The automatic cord-rewinding mechanism can get stuck in the not-rewound position. We’ve read a couple of accounts of its failing after just a year. This can happen to any vacuum with an auto-rewind feature, but it should not happen to a vacuum this expensive. The mechanism is covered under warranty for the first year (though the full seven years of coverage would be better). You can still use the vacuum even if the rewinder is stuck, though it will be a pain to deal with a free-swinging 33-foot cord.
The plastic latch for the bag-door can break, leaving you unable to keep the door closed securely. Most people open the door only a few times per year anyway, so breakage seems unlikely. And in the worst case, you can still use the vacuum when it has the broken latch; gravity and suction keep the door shut as long as the canister is on its wheels. This repair should be covered under warranty anyway.
Some people find the wand to be a little heavy, especially with the variants that have wiring to power electric cleaning heads. If you’re used to handling the plastic accordion hose on your upright vacuum, this component will seem heavy because it has metal parts.

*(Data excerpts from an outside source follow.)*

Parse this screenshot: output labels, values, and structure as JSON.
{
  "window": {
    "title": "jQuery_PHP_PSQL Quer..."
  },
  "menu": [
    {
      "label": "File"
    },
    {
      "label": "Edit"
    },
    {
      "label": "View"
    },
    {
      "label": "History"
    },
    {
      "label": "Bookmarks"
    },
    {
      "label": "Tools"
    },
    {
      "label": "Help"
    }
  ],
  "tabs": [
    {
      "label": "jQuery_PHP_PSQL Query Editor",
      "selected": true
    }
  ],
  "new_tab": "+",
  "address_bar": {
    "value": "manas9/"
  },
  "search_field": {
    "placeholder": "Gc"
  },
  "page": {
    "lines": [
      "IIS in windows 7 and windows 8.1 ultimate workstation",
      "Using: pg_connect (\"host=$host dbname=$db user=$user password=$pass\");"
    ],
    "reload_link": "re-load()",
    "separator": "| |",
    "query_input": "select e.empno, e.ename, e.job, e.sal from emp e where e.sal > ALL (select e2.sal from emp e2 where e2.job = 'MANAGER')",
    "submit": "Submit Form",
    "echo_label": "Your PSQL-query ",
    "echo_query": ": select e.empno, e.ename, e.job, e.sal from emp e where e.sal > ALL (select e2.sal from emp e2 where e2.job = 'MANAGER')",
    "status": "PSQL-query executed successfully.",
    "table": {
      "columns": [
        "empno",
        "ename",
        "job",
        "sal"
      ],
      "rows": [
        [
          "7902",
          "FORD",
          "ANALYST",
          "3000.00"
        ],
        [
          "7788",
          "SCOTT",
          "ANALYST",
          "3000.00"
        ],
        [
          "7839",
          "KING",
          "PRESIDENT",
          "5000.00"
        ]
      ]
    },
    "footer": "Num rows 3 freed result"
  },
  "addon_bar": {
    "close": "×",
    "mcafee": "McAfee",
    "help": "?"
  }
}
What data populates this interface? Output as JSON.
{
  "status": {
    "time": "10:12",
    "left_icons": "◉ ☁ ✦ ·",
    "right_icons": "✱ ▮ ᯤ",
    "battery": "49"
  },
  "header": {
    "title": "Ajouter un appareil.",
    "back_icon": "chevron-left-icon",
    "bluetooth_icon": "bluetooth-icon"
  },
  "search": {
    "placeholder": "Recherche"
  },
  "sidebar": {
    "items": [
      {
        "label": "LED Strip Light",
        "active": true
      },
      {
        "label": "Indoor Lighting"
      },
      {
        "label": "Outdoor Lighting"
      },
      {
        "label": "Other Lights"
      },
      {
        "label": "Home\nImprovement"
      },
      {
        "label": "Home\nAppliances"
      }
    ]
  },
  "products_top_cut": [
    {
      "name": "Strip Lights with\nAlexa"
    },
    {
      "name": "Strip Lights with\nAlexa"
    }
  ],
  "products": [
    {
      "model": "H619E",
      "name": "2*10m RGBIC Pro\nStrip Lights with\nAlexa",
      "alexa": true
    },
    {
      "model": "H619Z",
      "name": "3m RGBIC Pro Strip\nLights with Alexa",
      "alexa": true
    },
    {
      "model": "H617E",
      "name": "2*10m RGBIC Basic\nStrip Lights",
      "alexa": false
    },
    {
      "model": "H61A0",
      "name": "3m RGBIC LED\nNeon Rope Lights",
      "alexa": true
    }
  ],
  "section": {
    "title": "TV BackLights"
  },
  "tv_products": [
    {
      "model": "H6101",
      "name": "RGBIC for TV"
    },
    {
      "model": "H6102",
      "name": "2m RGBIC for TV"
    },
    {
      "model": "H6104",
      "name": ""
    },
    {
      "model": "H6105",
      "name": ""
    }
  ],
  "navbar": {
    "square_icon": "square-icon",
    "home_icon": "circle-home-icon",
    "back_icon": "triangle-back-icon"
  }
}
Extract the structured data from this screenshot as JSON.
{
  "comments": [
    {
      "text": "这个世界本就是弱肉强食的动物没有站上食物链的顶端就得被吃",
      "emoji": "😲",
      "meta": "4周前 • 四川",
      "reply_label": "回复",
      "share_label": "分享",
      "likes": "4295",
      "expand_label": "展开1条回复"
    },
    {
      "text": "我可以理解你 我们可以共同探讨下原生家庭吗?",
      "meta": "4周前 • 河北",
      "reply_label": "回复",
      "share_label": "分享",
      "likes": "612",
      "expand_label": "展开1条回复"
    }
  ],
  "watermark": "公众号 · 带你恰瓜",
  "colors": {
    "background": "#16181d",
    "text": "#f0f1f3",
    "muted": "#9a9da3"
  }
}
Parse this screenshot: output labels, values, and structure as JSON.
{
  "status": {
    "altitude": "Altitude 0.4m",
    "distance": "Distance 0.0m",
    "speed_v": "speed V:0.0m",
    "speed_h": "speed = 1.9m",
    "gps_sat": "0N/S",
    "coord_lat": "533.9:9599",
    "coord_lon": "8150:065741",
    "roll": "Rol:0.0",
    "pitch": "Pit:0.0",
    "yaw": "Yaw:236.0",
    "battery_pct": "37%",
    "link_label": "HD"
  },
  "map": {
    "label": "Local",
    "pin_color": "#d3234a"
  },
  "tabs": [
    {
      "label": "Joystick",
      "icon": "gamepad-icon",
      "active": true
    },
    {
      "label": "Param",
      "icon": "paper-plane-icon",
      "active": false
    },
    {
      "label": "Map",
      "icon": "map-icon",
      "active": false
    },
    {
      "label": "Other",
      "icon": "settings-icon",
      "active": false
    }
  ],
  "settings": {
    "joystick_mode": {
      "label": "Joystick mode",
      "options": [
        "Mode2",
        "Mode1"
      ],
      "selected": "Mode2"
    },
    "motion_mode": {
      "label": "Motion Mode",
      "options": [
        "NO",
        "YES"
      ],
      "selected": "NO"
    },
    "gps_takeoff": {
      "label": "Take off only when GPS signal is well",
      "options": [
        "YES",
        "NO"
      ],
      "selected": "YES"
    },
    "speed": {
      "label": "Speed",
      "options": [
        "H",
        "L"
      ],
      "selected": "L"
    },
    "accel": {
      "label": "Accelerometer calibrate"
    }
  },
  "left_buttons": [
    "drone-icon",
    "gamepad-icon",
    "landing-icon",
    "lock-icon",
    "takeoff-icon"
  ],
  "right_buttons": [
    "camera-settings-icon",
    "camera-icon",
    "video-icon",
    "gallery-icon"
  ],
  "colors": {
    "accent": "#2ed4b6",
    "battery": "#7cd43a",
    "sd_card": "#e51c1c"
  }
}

And finally: Nobody can guarantee that your particular Miele canister will last as long as other people’s Miele canisters. We’ve heard stories of these things crapping out beyond the point of easy repair after just three or four years. That may be due to user error—they’re very sturdy vacuums, but not invincible. Still, you’d hope that they’d be able to stay in service longer than that even with improper use. Is it a good idea to pay so much for a vacuum up front and risk a premature breakdown? That’s your choice to make, but based on what we know about these vacuums, we think they’re worth the asking price.